Gülümsedi ve kesinlikle dikkatinin dağılmadığını hatta bir süre öyle bir nedenle ara vermenin yararlı bile olduğunu ifade etti.
“Ben dedi resim ya da heykel üzerinde çalışırken sonraki yapacağım işi hep aklıma kaydederim. Nerede kaldığımı, sonrasında ne yapılacağını bilirim. O bakımdan öyle bir endişeye gerek yok. İşe döndüğüm zaman da sorunsuz bir şekilde bıraktığım yerden çalışmamı sürdürürüm.”
Ekber Bey’le şu an aklıma gelmeyen daha pek çok şeyden konuştuk.

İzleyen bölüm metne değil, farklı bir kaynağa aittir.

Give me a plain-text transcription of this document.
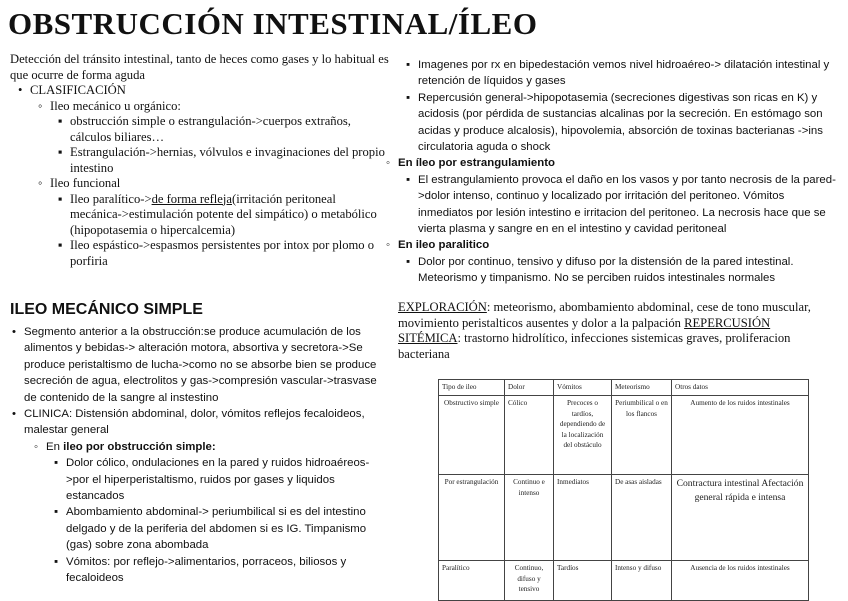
OBSTRUCCIÓN INTESTINAL/ÍLEO

Detección del tránsito intestinal, tanto de heces como gases y lo habitual es que ocurre de forma aguda

• CLASIFICACIÓN
◦ Ileo mecánico u orgánico:
▪ obstrucción simple o estrangulación->cuerpos extraños, cálculos biliares…
▪ Estrangulación->hernias, vólvulos e invaginaciones del propio intestino
◦ Ileo funcional
▪ Ileo paralítico->de forma refleja(irritación peritoneal mecánica->estimulación potente del simpático) o metabólico (hipopotasemia o hipercalcemia)
▪ Ileo espástico->espasmos persistentes por intox por plomo o porfiria
ILEO MECÁNICO SIMPLE
• Segmento anterior a la obstrucción:se produce acumulación de los alimentos y bebidas-> alteración motora, absortiva y secretora->Se produce peristaltismo de lucha->como no se absorbe bien se produce secreción de agua, electrolitos y gas->compresión vascular->trasvase de contenido de la sangre al instestino
• CLINICA: Distensión abdominal, dolor, vómitos reflejos fecaloideos, malestar general
◦ En ileo por obstrucción simple:
▪ Dolor cólico, ondulaciones en la pared y ruidos hidroaéreos->por el hiperperistaltismo, ruidos por gases y liquidos estancados
▪ Abombamiento abdominal-> periumbilical si es del intestino delgado y de la periferia del abdomen si es IG. Timpanismo (gas) sobre zona abombada
▪ Vómitos: por reflejo->alimentarios, porraceos, biliosos y fecaloideos
▪ Imagenes por rx en bipedestación vemos nivel hidroaéreo-> dilatación intestinal y retención de líquidos y gases
▪ Repercusión general->hipopotasemia (secreciones digestivas son ricas en K) y acidosis (por pérdida de sustancias alcalinas por la secreción. En estómago son acidas y produce alcalosis), hipovolemia, absorción de toxinas bacterianas ->ins circulatoria aguda o shock
◦ En íleo por estrangulamiento
▪ El estrangulamiento provoca el daño en los vasos y por tanto necrosis de la pared->dolor intenso, continuo y localizado por irritación del peritoneo. Vómitos inmediatos por lesión intestino e irritacion del peritoneo. La necrosis hace que se vierta plasma y sangre en en el intestino y cavidad peritoneal
◦ En ileo paralitico
▪ Dolor por continuo, tensivo y difuso por la distensión de la pared intestinal. Meteorismo y timpanismo. No se perciben ruidos intestinales normales

EXPLORACIÓN: meteorismo, abombamiento abdominal, cese de tono muscular, movimiento peristalticos ausentes y dolor a la palpación REPERCUSIÓN SITÉMICA: trastorno hidrolítico, infecciones sistemicas graves, proliferacion bacteriana

Tipo de ileo	Dolor	Vómitos	Meteorismo	Otros datos
Obstructivo simple	Cólico	Precoces o tardíos, dependiendo de la localización del obstáculo	Periumbilical o en los flancos	Aumento de los ruidos intestinales
Por estrangulación	Continuo e intenso	Inmediatos	De asas aisladas	Contractura intestinal Afectación general rápida e intensa
Paralítico	Continuo, difuso y tensivo	Tardíos	Intenso y difuso	Ausencia de los ruidos intestinales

Ondaki beni hep etkileyen derinlik, sanatçı ruh, dünya malına değer vermeyen ve soylu bir aileden geldiğini her ortamda belli eden duruşu anlattığı kelebeklerle, kuşlarla, müziklerini dinleyip internet üzerinden kliplerini izlediği İranlı, Hintli, Pakistanlı, Afgan sanatçılarla, soğuk iklime sahip yüksek Pamir Yaylalarındaki obalar, oralardaki yol vermeyen dağlar, oralardan geçmeye çalışan atlı kervanlarla birleşip şimdi beni daha çok sarıyor, etkiliyordu.
Yanından ayrıldığımda benim için artık bir şeyler eskisi gibi değildi. Bilge bir hocanın yanından ayrılan öğrenci gibiydim.